The Fourth Annual Mayor's Oregon Artists Series features work by 31 of the state's most respected artists. Entry was by invitation only - the most prestigious kind of show.
At Wednesday's opening gala, jurors will announce the Mayor's Grand Purchase Award winner. It will become part of the Salem Conference Center's permanent collection alongside paintings by James Mattingly, Marilyn Higginson and Harry Widman. Jurors John Olbrantz, Cynthia Addams and Sara Swanberg also will select several artists to receive
"This show is really vibrant, with lots of different types of expression," said Nancy Lindburg, a Salem painter and member of the show's advisory committee. She came by to inspect the paintings, many of them massive, before they were hung in early July.
"Many of us are happy to see many Portland folks," she said, noting the participants in the show. "It's invigorating to get so many folks to Salem. Salem tends to go to Portland. It's good for us and good for them."

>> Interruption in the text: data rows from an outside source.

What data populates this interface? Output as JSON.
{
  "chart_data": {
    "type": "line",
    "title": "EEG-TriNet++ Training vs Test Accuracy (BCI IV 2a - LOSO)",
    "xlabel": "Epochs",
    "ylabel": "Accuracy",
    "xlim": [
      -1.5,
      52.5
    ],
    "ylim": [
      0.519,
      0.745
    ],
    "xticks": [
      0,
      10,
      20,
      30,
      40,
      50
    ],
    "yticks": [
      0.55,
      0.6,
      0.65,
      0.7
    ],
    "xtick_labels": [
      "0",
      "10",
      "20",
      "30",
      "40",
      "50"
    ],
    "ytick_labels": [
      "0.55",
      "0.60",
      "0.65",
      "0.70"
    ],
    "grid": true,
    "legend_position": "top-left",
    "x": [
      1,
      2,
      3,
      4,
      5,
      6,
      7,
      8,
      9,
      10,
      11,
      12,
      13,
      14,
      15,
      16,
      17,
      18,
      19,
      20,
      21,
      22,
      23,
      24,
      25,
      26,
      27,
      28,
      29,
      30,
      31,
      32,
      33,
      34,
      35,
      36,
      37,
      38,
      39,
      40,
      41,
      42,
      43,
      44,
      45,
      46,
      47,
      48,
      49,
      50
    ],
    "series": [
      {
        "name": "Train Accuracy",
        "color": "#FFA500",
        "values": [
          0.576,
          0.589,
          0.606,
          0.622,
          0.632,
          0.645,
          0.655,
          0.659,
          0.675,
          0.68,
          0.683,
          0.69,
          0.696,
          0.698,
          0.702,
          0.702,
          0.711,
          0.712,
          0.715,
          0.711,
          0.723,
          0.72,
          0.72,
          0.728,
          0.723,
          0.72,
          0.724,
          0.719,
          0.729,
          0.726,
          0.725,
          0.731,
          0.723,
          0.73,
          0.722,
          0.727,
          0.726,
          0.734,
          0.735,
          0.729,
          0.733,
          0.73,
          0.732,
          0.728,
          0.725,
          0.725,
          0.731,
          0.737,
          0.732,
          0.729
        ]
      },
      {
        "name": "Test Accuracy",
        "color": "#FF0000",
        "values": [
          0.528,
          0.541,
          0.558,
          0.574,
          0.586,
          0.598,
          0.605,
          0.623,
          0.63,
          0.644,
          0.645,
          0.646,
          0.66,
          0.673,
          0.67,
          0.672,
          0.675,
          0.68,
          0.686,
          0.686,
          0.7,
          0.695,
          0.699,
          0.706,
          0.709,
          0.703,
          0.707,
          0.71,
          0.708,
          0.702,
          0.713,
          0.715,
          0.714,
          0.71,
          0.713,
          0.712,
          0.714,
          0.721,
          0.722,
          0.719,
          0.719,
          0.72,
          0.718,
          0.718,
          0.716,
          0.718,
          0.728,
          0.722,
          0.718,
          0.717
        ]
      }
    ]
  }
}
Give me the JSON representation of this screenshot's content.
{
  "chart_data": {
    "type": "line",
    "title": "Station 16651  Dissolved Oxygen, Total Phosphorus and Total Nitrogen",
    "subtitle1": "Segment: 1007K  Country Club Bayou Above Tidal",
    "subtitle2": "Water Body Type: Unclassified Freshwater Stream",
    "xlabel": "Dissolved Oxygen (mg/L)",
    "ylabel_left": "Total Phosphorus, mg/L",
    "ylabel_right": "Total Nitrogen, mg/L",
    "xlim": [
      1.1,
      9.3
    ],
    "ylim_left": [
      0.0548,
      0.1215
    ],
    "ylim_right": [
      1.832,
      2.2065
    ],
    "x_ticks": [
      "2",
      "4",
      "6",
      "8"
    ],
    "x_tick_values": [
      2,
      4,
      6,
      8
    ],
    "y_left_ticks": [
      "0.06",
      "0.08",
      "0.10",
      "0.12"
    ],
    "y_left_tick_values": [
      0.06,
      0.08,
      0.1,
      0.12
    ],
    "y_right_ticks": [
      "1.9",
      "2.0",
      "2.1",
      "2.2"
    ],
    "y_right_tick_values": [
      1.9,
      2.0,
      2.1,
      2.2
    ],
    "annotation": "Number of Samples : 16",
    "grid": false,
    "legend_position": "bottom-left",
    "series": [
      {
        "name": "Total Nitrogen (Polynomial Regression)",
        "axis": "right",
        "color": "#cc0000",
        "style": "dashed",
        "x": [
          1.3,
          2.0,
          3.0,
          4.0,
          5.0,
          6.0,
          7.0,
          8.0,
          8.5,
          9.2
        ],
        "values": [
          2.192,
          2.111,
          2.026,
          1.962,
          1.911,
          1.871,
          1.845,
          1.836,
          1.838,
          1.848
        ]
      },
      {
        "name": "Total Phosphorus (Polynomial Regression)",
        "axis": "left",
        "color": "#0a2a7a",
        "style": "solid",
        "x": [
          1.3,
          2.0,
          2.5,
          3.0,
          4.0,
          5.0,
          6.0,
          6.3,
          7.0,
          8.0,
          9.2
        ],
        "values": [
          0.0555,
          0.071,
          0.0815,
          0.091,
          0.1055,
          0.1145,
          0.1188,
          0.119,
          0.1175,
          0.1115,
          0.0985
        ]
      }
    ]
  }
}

Lindburg pointed out pieces by some of the best-known artists in the state. Paul Missal, a founding member of the Blackfish Gallery, had submitted a still life with a statue, a teacup and a bird. Lucinda Parker, another well-known Portland artist, had brought an abstract-expressionist piece with bold strokes in brown, white and black. Henk Pander, whose portraits of two governors hang in the Capitol, was represented here by a scene of trees against a background of pink.
The conference center, which draws 88,000 guests a year, is a prime place for such a high-quality exhibit, Lindburg said. "You want to show what we can do," she said. "It's a showcase."
Sure enough, on Thursday the conference center was humming with a five-day convention of the Church of God (Seventh Day). Reuben Zaragoza of Calimesa, Calif., one of about 500 guests, said he had indeed noticed the art hung around each side of the first-floor meeting space.
"This is my first time in Salem," he said. "It gives me the impression there are a lot of artists here - are they local? It represents Salem well as far as the arts."
George Johanson, who is retired after 25 years teaching at the Pacific Northwest College of Art, said he was glad to contribute a painting of the waterfront at night in the rain.
"I'm always pleased to get an invitation from a quality show like that," said Johanson, who is represented by Portland's Augen Gallery. "I was interested in the fact they produce a catalog, so I chose a good piece. I see that other people did, too."
Margaret Coe, a Eugene artist who normally shows in that city's Karin Clarke Gallery, brought a 5-by-5-foot scene that started as a plein air study of a village in France. The tumbled houses and vegetation took on additional layers of paint as she filtered the images through her
memory and imagination.
The piece represents six months of work, and by submitting it in Salem, Coe made it unavailable for her upcoming show in Portland. But she decided the Salem invitational was worth the investment of her time.
She recommends it to viewers as well.
"It is a chance to see a number of established artists' work in the same location," she said. "It is part of the story of Northwest art. ... It's a different show than you will see anywhere else."